Danny Cavett doesn't like to watch people travel rough roads alone.
Jaycee Jo Elliott is only 28 but has undergone about 30 heart-related surgeries and procedures. That number includes eight heart surgeries at The Children's Hospital at OU Medical Center where Cavett, 64, has served as a chaplain since 1977.
“I've got to tell you this, but I'm going to cry,” said Joanie Goss, Elliott's mother. “Before every single surgery Jaycee has had there at Children's, he comes in and prays with us. And not just then, but we also knew that he was praying for her all the time.
“He always comes and checks on us. If they come out during surgery and say, ‘We have found a problem,' he has stopped right there and prayed with us.”

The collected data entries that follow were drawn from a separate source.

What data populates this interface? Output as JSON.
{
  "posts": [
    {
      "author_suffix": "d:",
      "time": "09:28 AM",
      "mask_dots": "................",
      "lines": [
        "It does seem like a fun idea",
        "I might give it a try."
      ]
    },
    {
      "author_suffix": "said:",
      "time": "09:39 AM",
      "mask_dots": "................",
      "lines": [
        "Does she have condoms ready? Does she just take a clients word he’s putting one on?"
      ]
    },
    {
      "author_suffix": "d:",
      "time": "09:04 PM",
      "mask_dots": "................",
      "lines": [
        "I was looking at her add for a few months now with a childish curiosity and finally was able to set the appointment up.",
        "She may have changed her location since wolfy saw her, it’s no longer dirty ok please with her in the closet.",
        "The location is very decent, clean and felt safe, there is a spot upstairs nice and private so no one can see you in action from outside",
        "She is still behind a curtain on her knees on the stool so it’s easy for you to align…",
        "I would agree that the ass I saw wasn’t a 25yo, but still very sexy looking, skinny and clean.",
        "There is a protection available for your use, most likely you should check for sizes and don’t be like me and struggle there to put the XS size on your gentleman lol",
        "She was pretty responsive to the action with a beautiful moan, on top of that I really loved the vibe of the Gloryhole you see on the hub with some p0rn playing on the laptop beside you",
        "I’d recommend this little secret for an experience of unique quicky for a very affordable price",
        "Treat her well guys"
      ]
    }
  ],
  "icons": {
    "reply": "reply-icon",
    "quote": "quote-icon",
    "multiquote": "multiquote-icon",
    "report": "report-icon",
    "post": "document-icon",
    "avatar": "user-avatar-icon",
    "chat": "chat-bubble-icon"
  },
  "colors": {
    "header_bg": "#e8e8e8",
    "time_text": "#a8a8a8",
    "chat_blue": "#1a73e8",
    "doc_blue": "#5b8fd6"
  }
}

Cavett's official title is director of pastoral care at OU Medical System. But most people shorten that to “friend.”
Took a pay cut
Early on, Cavett served as a youth pastor in Oklahoma City. Then he went to Shattuck, in western Oklahoma, as a pastor. While in that community, Cavett also served as a substitute teacher at the public schools.
But then he was offered and took a pay cut to accept the chaplain's position at Children's.
“I knew that's where God wanted me because the whole thing then started rolling along,” Cavett said. “This was a place where we could make a real impact on the kids, on their learning and on their character.
“A kid can make an impact in your life and you hope you can make an impact on their life.”
Going to camp
In addition to being chaplain, Cavett is the founder, namesake and director of Camp Cavett, which he created in 1997 for chronically ill children. Overall, there are about a half-dozen camps now, he said.
Camp Cavett, held each July at Lake Texoma, is the largest with about 180 children attending.
More than 350 children battling life-threatening and chronic illnesses annually attend the Cavett Kids camps. The majority of the patients are based out of OU Medical Center and come from all areas of the state, but the camps also have patients from Texas and Arkansas.
Elliott once went to the camps as a participant and later became a camp counselor.
“He takes the time for those camps because he loves people,” Goss said, “the way God wants us to love people, I think.
“Danny's been through a lot with us, and he's just a rock.”